Ray Clemence had a fabulous football career, winning a whopping total of 61 England caps, that too while competing with the current record holder English goalkeeper Peter Shilton. When he joined Liverpool in 1967, Clemence was just an 18 years old kid, signed for £18,000. Until 1970, he was mostly side benched, nurtured, before he became the Reds’ first choice for goalkeeping. Before moving to Tottenham Hotspur eventually in 1981, he won the First Division five times as well as three European Cups and a few domestic cups as well. With the Spurs, he got the UEFA cup another time as well as the FA cup.

After his retirement in 1988, Ray Clemence joined the Spurs coaching staff. Eventually, he joined the English coaching staff in 1996, when his former teammate Glen Hoddle recruited him as the goalkeeping coach, a position he held until 2007. Before finally retiring in 2013, Clemence acted as the head of the FA’s Development team, a man with a vast career indeed.

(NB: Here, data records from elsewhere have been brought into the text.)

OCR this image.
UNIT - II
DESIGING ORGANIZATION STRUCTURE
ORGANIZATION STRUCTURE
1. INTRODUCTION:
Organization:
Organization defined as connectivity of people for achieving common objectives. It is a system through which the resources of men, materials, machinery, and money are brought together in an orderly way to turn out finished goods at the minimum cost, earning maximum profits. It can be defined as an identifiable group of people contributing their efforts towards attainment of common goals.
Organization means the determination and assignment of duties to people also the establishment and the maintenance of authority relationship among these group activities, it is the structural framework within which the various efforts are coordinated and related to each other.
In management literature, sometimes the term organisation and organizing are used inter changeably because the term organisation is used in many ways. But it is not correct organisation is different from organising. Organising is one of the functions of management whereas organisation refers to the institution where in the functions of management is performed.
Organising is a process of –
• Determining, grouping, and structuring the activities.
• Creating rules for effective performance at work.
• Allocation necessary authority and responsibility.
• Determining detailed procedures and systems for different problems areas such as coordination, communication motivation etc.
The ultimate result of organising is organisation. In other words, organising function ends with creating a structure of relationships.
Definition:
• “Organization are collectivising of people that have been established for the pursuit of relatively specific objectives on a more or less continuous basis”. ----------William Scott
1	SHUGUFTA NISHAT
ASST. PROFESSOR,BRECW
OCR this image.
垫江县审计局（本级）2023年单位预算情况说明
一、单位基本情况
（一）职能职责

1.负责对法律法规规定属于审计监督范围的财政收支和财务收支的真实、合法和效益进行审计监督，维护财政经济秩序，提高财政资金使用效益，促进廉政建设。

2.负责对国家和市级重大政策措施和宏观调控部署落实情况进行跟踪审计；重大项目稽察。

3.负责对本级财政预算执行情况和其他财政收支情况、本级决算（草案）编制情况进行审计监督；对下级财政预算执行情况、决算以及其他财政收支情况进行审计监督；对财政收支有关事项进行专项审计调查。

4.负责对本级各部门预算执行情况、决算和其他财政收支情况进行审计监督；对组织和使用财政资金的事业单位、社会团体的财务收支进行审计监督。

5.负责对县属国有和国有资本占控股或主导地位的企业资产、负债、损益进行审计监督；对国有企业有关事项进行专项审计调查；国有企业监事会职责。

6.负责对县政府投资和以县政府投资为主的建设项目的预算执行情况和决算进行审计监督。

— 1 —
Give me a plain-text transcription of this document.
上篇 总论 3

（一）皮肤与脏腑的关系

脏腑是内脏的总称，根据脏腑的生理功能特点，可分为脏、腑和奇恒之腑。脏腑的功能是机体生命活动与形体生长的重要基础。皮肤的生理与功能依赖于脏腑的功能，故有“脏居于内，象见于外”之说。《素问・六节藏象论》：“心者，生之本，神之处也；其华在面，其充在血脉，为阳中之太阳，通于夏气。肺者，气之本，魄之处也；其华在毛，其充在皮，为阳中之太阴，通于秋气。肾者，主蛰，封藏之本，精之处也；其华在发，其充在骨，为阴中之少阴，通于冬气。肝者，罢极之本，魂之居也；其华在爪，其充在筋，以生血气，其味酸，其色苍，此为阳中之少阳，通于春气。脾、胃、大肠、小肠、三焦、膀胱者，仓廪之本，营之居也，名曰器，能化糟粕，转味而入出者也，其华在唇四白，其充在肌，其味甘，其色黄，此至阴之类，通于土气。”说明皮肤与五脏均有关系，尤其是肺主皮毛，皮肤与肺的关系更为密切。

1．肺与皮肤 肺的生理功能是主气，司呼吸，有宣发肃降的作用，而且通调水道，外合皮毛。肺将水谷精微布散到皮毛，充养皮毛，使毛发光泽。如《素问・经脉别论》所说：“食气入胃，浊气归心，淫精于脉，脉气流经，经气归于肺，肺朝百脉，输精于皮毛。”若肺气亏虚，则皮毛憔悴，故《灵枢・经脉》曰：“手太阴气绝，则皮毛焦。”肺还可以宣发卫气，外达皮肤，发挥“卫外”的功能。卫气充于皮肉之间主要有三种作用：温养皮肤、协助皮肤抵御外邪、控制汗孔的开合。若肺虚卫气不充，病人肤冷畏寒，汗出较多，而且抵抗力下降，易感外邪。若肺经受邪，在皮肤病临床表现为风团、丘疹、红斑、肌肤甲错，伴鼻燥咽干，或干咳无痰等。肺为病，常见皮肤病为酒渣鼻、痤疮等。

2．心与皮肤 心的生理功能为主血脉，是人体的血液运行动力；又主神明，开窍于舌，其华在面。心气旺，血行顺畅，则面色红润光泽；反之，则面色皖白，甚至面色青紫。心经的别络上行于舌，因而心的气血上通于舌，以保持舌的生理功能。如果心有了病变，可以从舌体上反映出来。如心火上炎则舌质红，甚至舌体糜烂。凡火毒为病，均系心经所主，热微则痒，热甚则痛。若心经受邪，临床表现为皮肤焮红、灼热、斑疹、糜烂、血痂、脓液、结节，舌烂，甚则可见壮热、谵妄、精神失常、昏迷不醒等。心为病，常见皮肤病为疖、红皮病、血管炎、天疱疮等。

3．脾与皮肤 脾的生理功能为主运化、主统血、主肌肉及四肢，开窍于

Held high by both the Tottenham and Liverpool fans, Clemence was voted number 11 on the list of top 100 players who had a big impact on the club, Liverpool FC. He was chosen as the netkeeper for the BBC’s Merseyside team of the 20th century as well. To this day, he still holds the record of the most number of clean sheets for the Reds, 323 clean sheets in 665 appearances.

During an interview with the Prostate Cancer UK in 2008, Clemence stated that men like him only last five to six years with prostate cancer, but he was doing 13 years with it and still doing the things he wants in life, saying that “I want to continue enjoying life as long as I possibly can.”